Parents urge more oversight of family-court ADRs and guardian ad litems during committee public comment

Joint Committee on Child Welfare System Oversight · March 30, 2026

Loading...

AI-Generated Content: All content on this page was generated by AI to highlight key points from the meeting. For complete details and context, we recommend watching the full video. so we can fix them.

Summary

During public comment multiple parents alleged due-process problems with private conciliators/ADR, court-appointed guardians ad litem, and access to evidence and appeals; they asked legislators for audits, recording requirements, and independent oversight.

Dozens of private citizens used the committee's public-comment period to describe troubling experiences in family-court processes related to custody and court-ordered ADR services. Testimony included allegations of missing or altered records, lack of access to conciliator reports, high costs for court-ordered supervised visitation, and challenges in getting relief when parents say procedures were not followed.

Taylor Arkland described a recent divorce custody case in which she says her children lost daily, unsupervised contact and that she was unable to review ADR evidence while representing herself. "I was flat out denied because I was pro se," she said, adding that supervised visitation costs exceed $1,000 per month in her case. Other speakers described similar due-process concerns, alleged falsified signatures on filings, unrecorded hearings, and difficulties getting court-appointed professionals to review evidence.
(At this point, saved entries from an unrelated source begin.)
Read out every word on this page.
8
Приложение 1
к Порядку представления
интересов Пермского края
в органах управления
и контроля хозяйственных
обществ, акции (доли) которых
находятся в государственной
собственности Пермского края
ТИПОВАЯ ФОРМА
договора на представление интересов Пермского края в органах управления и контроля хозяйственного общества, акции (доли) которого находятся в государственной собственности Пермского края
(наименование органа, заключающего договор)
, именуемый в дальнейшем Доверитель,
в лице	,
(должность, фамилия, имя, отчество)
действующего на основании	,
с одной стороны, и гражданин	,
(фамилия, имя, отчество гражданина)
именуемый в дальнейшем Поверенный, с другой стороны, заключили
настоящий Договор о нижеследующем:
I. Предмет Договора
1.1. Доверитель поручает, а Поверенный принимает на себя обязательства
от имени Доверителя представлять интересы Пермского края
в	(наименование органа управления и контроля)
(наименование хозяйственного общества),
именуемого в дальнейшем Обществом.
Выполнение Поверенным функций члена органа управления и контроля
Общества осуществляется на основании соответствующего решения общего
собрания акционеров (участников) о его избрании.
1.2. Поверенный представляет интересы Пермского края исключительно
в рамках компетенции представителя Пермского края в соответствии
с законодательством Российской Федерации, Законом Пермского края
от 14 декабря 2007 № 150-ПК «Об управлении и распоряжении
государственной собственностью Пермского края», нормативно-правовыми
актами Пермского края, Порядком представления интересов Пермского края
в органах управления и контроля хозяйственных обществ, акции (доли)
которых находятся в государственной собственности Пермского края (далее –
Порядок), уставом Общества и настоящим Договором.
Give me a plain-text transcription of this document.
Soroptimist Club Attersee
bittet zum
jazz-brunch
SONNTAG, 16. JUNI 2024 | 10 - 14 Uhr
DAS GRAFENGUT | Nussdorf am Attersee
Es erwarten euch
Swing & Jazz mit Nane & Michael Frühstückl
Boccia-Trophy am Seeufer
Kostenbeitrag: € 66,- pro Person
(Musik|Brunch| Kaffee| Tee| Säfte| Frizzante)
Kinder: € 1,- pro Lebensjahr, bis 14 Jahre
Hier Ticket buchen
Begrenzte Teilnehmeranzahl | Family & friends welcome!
Many speakers asked the legislature to create mechanisms they said do not now exist: mandatory audio recordings of hearings, immutable audit trails for filings, independent oversight of court-appointed evaluators and ADR providers, and clearer notice procedures when adoptive-family siblings enter care. Several witnesses asked that the Office of the Child Advocate or another entity be empowered to audit transfers of matters between court offices and to reconcile orders with underlying pleadings.

How officials reacted: Carrie Leonard of the Office of the Child Advocate said her office is statutorily neutral and can receive complaints about state agencies and providers; OCA staff described a 60% year-over-year increase in complaints and said the office will assist families in navigating agency grievance procedures and provide referrals about judicial ethics complaints, but noted that many family-court issues fall outside OCA's statutory scope. Committee members said judiciary oversight and separate judicial-disciplinary channels exist and that some complaints should be routed to the judiciary or to existing ethics processes.

What lawmakers asked for: Lawmakers requested that DCF and OCA follow up on specific reports (for example, a report that a raw DCF intake was placed in school records) and that committee staff compile patterns of referrals for further study. Representative Humphreys noted the legislature previously held an informational hearing on custody and child support and said the judiciary committee will consider legislation where appropriate.

Next steps: The committee asked OCA and DCF to follow up with families who testified where matters fall within those agencies' purview, and asked staff to summarize cross-cutting patterns (unrecorded hearings, ADR transparency, high visitation costs) for possible legislative solutions or referrals to the judiciary oversight processes.